37.2MB/s seems a bit slow for me. my 3 year old 500GB Samsung 5400rpm drive goes that fast.
 

indg

macrumors 6502
Feb 7, 2007
459
12
Two identical cars. One has tires rated to 300MPH, the other has tires rated to 150MPH. The engine and transmission can drive the cars to 50MPH. Which one is faster?

(answer: neither)

your car analogy went over my head. what exactly is the "engine and transmission" in the mini that is limiting the SATA?
 

indg

macrumors 6502
Feb 7, 2007
459
12
No 5400RPM laptop drives can saturate even SATA I.
ok i understand what you're saying now. it was your .5mbps that threw me way off course. i didn't see your correction. for some reason i started thinking that there were 5400 rpm drives that could hit 150MB/s bursts (not constant). but clearly not the toshiba one mentioned in this thread. sorry for the confusion. :apple:
 

flopticalcube

macrumors G4
ok i understand what you're saying now. it was your .5mbps that threw me way off course. i didn't see your correction. for some reason i started thinking that there were 5400 rpm drives that could hit 150MB/s bursts (not constant). but clearly not the toshiba one mentioned in this thread. sorry for the confusion. :apple:
There may be some but most likely desktops.
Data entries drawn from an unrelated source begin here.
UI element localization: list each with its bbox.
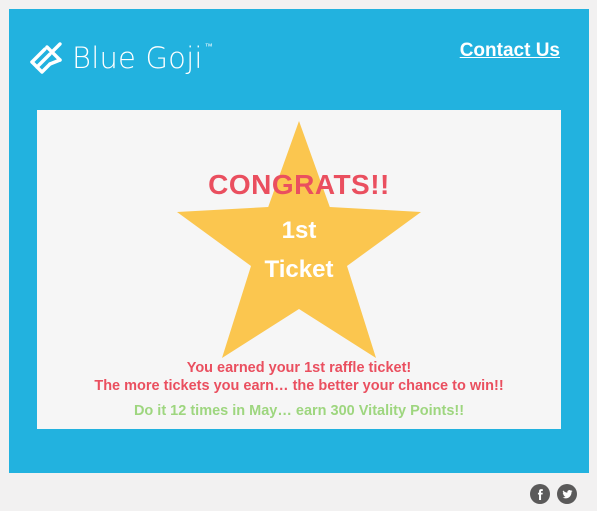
email-panel: Blue Goji ™ Contact Us CONGRATS!! 1st Ti… bbox=[9, 9, 589, 473]
brand-logo[interactable]: Blue Goji ™ bbox=[26, 38, 213, 78]
raffle-card: CONGRATS!! 1st Ticket You earned your 1s… bbox=[37, 110, 561, 429]
congrats-headline: CONGRATS!! bbox=[208, 169, 390, 200]
ticket-label: Ticket bbox=[264, 256, 334, 283]
vitality-message: Do it 12 times in May… earn 300 Vitality… bbox=[133, 403, 465, 419]
ticket-ordinal: 1st bbox=[281, 217, 317, 244]
twitter-button[interactable] bbox=[557, 484, 577, 504]
twitter-icon bbox=[561, 489, 573, 498]
blue-goji-logo-icon bbox=[30, 42, 62, 74]
brand-name: Blue Goji bbox=[72, 41, 203, 75]
trademark-mark: ™ bbox=[204, 42, 213, 51]
chance-message: The more tickets you earn… the better yo… bbox=[94, 378, 504, 394]
raffle-message: You earned your 1st raffle ticket! bbox=[186, 360, 412, 376]
contact-us-link[interactable]: Contact Us bbox=[460, 40, 560, 62]
facebook-button[interactable] bbox=[530, 484, 550, 504]
facebook-icon bbox=[537, 488, 543, 500]
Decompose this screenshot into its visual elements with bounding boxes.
The Toshiba is a very pedestrian drive, no doubt, but if you are looking for performance, SSD, Hybrid or 7200 is where you need to look. Burst speed is not nearly as important as sustained transfer rates.
 

StardustOne

macrumors newbie
Original poster
Jun 27, 2010
5
0
Whether if 150 is still enough or not, fact is that the Apple mini has SATA 300. Therefore Apple should also install SATA 300 hard drives. What they saved on this deal with Toshiba ends up in their pockets but the Mac mini 2010 is way too expensive for what it really is.
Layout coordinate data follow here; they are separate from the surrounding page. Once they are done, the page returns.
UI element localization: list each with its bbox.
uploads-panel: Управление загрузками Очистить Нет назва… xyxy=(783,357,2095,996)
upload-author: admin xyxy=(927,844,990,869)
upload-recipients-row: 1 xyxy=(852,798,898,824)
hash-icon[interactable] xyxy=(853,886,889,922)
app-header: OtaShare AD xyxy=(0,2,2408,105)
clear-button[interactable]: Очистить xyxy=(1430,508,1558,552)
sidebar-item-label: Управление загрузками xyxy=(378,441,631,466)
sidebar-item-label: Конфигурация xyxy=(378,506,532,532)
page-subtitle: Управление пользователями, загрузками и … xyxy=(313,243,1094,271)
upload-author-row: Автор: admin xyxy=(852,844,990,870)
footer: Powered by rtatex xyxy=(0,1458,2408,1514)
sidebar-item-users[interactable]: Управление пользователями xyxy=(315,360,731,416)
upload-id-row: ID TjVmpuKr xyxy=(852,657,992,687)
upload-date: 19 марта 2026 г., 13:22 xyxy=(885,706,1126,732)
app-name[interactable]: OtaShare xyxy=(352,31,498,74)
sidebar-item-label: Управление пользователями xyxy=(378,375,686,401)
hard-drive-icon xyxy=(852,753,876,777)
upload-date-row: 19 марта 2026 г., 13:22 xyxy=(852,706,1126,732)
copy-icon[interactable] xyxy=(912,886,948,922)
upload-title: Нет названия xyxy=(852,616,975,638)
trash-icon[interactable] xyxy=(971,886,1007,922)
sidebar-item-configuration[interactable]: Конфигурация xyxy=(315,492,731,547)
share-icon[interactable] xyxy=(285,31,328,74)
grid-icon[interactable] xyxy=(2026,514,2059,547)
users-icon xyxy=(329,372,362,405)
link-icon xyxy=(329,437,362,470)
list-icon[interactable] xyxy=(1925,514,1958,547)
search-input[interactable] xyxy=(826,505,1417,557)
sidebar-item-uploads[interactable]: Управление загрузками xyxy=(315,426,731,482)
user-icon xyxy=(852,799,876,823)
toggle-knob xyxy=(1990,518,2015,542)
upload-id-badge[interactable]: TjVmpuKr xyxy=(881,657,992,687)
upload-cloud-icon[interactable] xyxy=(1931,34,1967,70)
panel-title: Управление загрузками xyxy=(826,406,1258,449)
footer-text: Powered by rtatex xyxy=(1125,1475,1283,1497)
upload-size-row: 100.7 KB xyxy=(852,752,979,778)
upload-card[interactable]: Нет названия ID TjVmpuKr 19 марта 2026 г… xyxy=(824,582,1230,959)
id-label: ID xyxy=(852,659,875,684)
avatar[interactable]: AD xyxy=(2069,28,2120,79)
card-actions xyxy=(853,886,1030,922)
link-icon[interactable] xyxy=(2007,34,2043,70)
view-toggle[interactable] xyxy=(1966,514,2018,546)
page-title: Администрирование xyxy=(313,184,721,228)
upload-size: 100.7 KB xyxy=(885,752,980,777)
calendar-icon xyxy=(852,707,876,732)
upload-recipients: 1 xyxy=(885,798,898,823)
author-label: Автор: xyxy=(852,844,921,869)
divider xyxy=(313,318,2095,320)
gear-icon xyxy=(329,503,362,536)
It is quite shabby that Apple decided to go with an technologically outdated drive when everyone else is talking about USB 3.0 and SATA 600. A SATA 300 drive does not cost more than a SATA 150 one. Apple does not save much and all this is just lame in my opinion. I would never had expected this and it is disappointing, even though the drive may be fast enough. It is not SATA 300 and if SATA 150 would be well enough why did the industry invent SATA 300 and SATA 600?
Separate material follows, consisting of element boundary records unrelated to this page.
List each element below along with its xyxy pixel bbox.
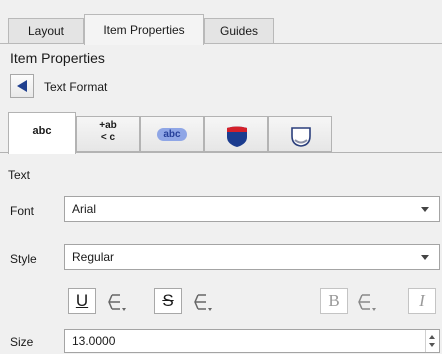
tab-layout-label: Layout (27, 24, 65, 38)
style-label: Style (10, 252, 37, 266)
back-button[interactable] (10, 74, 34, 98)
format-tab-formatting[interactable]: +ab < c (76, 116, 140, 152)
spin-down-icon[interactable] (429, 343, 435, 347)
tab-item-properties[interactable]: Item Properties (84, 14, 204, 45)
dock-tab-bar: Layout Item Properties Guides (0, 0, 442, 45)
panel-title: Item Properties (10, 50, 105, 66)
buffer-tab-icon: abc (141, 126, 203, 141)
section-title: Text (8, 168, 31, 182)
formatting-tab-icon-top: +ab (99, 120, 117, 131)
font-label: Font (10, 204, 35, 218)
back-label: Text Format (44, 80, 108, 94)
back-arrow-icon (17, 80, 27, 92)
data-defined-override-icon[interactable] (190, 290, 216, 314)
spin-buttons[interactable] (425, 330, 439, 352)
formatting-tab-icon-bottom: < c (100, 132, 116, 143)
size-spinbox[interactable]: 13.0000 (64, 329, 440, 353)
format-tab-text[interactable]: abc (8, 112, 76, 154)
strikeout-button[interactable]: S (154, 288, 182, 314)
style-combobox[interactable]: Regular (64, 244, 440, 270)
style-value: Regular (72, 250, 115, 264)
underline-button[interactable]: U (68, 288, 96, 314)
data-defined-override-icon[interactable] (104, 290, 130, 314)
tab-layout[interactable]: Layout (8, 18, 84, 44)
font-combobox[interactable]: Arial (64, 196, 440, 222)
tab-item-properties-label: Item Properties (103, 23, 185, 37)
chevron-down-icon (421, 255, 429, 260)
format-tab-buffer[interactable]: abc (140, 116, 204, 152)
format-tab-background[interactable] (204, 116, 268, 152)
text-tab-icon: abc (32, 125, 52, 137)
bold-button[interactable]: B (320, 288, 348, 314)
font-value: Arial (72, 202, 97, 216)
shield-icon (227, 126, 247, 147)
spin-up-icon[interactable] (429, 335, 435, 339)
data-defined-override-icon[interactable] (354, 290, 380, 314)
tab-guides-label: Guides (219, 24, 259, 38)
size-value: 13.0000 (72, 334, 116, 348)
chevron-down-icon (421, 207, 429, 212)
format-tab-shadow[interactable] (268, 116, 332, 152)
tab-divider (0, 43, 442, 44)
shadow-icon (291, 127, 311, 147)
tab-guides[interactable]: Guides (204, 18, 274, 44)
italic-button[interactable]: I (408, 288, 436, 314)
size-label: Size (10, 335, 34, 349)
buffer-tab-label: abc (157, 128, 187, 141)
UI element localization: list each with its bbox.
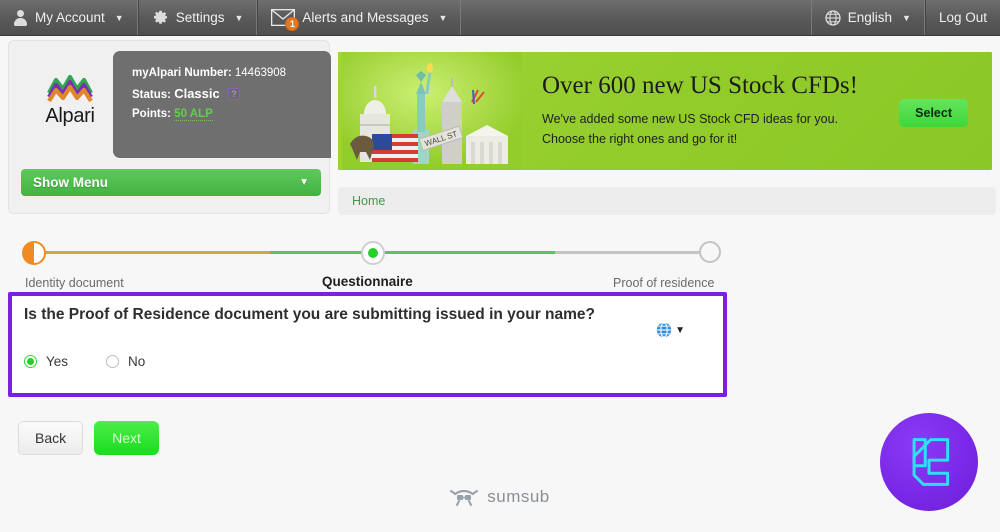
form-actions: Back Next [18,421,159,455]
account-points-row: Points: 50 ALP [132,108,331,121]
nav-label-my-account: My Account [35,10,105,25]
account-points-label: Points: [132,108,171,120]
progress-stepper: Identity document Questionnaire Proof of… [0,232,740,292]
account-number-label: myAlpari Number: [132,67,232,79]
language-label: English [847,10,893,25]
stepper-node-identity-document[interactable] [22,241,46,265]
radio-option-no[interactable]: No [106,354,145,369]
stepper-node-questionnaire[interactable] [361,241,385,265]
account-status-label: Status: [132,89,171,101]
gear-icon [152,9,169,26]
top-navigation-bar: My Account ▼ Settings ▼ 1 Alerts and Mes… [0,0,1000,36]
banner-title: Over 600 new US Stock CFDs! [542,72,858,99]
stepper-track-2 [270,251,555,254]
banner-line-1: We've added some new US Stock CFD ideas … [542,112,839,126]
translate-widget[interactable]: ▼ [656,322,685,338]
account-points-value[interactable]: 50 ALP [174,108,213,121]
globe-icon [825,9,841,26]
radio-indicator-no[interactable] [106,355,120,368]
alpari-mark-icon [47,74,93,103]
alpari-logo: Alpari [31,73,109,128]
help-icon[interactable]: ? [227,88,240,100]
show-menu-label: Show Menu [33,175,108,190]
alpari-wordmark: Alpari [45,105,95,127]
select-button[interactable]: Select [899,99,968,127]
show-menu-button[interactable]: Show Menu ▼ [21,169,321,196]
account-number-value: 14463908 [234,67,287,79]
nav-label-settings: Settings [175,10,225,25]
top-right-group: English ▼ Log Out [812,0,1000,35]
stepper-label-proof-of-residence: Proof of residence [613,276,715,290]
page-root: My Account ▼ Settings ▼ 1 Alerts and Mes… [0,0,1000,532]
active-step-dot [368,248,378,258]
banner-subtitle: We've added some new US Stock CFD ideas … [542,109,838,149]
question-text: Is the Proof of Residence document you a… [24,306,596,323]
chevron-down-icon: ▼ [438,12,448,23]
nav-item-settings[interactable]: Settings ▼ [137,0,258,35]
mail-icon: 1 [271,8,300,31]
sumsub-wordmark: sumsub [487,487,550,506]
breadcrumb-home-link[interactable]: Home [352,194,385,208]
banner-line-2: Choose the right ones and go for it! [542,132,738,146]
floating-chat-widget[interactable] [880,413,978,511]
stepper-node-proof-of-residence[interactable] [699,241,721,263]
chevron-down-icon: ▼ [114,12,124,23]
breadcrumb: Home [338,187,996,215]
alerts-count-badge: 1 [285,17,300,31]
questionnaire-card: Is the Proof of Residence document you a… [8,292,727,397]
chevron-down-icon: ▼ [234,12,244,23]
back-button[interactable]: Back [18,421,84,455]
stepper-label-questionnaire: Questionnaire [322,274,413,289]
chevron-down-icon: ▼ [299,177,309,188]
chevron-down-icon: ▼ [675,324,685,336]
language-selector[interactable]: English ▼ [812,0,925,35]
account-status-value: Classic [174,86,220,101]
promo-banner[interactable]: WALL ST Over 600 new US Stock CFDs! We'v… [338,52,992,170]
lc-monogram-icon [912,438,950,486]
account-number-row: myAlpari Number: 14463908 [132,67,331,79]
account-details-box: myAlpari Number: 14463908 Status: Classi… [113,51,331,158]
globe-icon [656,322,672,338]
nav-item-my-account[interactable]: My Account ▼ [0,0,138,35]
sumsub-logo-icon [450,489,479,506]
account-status-row: Status: Classic ? [132,86,331,101]
person-icon [13,9,28,26]
nav-item-alerts-and-messages[interactable]: 1 Alerts and Messages ▼ [257,0,462,35]
radio-label-yes: Yes [46,354,69,369]
logout-label: Log Out [938,10,987,25]
footer: sumsub [0,487,1000,507]
stepper-label-identity-document: Identity document [25,276,124,290]
next-button[interactable]: Next [94,421,159,455]
chevron-down-icon: ▼ [902,12,911,23]
radio-label-no: No [128,354,146,369]
radio-indicator-yes[interactable] [24,355,37,368]
nav-label-alerts-and-messages: Alerts and Messages [302,10,429,25]
account-panel: Alpari myAlpari Number: 14463908 Status:… [8,40,331,214]
stepper-track-1 [34,251,270,254]
answer-radio-group: Yes No [24,354,145,369]
nav-spacer [461,0,812,35]
us-landmarks-illustration: WALL ST [342,52,522,170]
radio-option-yes[interactable]: Yes [24,354,68,369]
logout-button[interactable]: Log Out [924,0,1000,35]
stepper-track-3 [555,251,705,254]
No one would buy a SATA 150 drive if he or she would pick it for a new system, unless the drive would be incredibly cheap and being used in an external enclosure.

Apple is earning enough already on the new Mac mini, this SATA 150 deal does not make sense. Not that I could not upgrade the drive, yet why sell new systems with old technology, no this does not compute.

I was surprised to hear that they also did this SATA 150 deal back in 2009 with their notebooks, yet this was a year ago. The Mac mini 2010 is a brand new system, therefore it should also get SATA 300 technology. I wonder if the Hitachi 320GB or the 500 GB drives are at least SATA 300. Too bad mine had the lame Toshiba 320GB one.

To compare this, my very inexpensive and really cheap Packard Bell DOT M/U (similar to the 1410 Acer) boots Windows 7 faster with a stock 320 GB Hitachi SATA 300 drive, actually 20 seconds faster (1 min 20 seconds vs the Apple mini 2010 1 min and 40 seconds). It really does make a difference. And this tiny netbook sized Packard Bell notebook does only come with a Pentium Dual Core SU4100 1.3 GHz CPU vs the Core 2 Duo 2.4 GHz that Apple uses in the Mac mini 2010.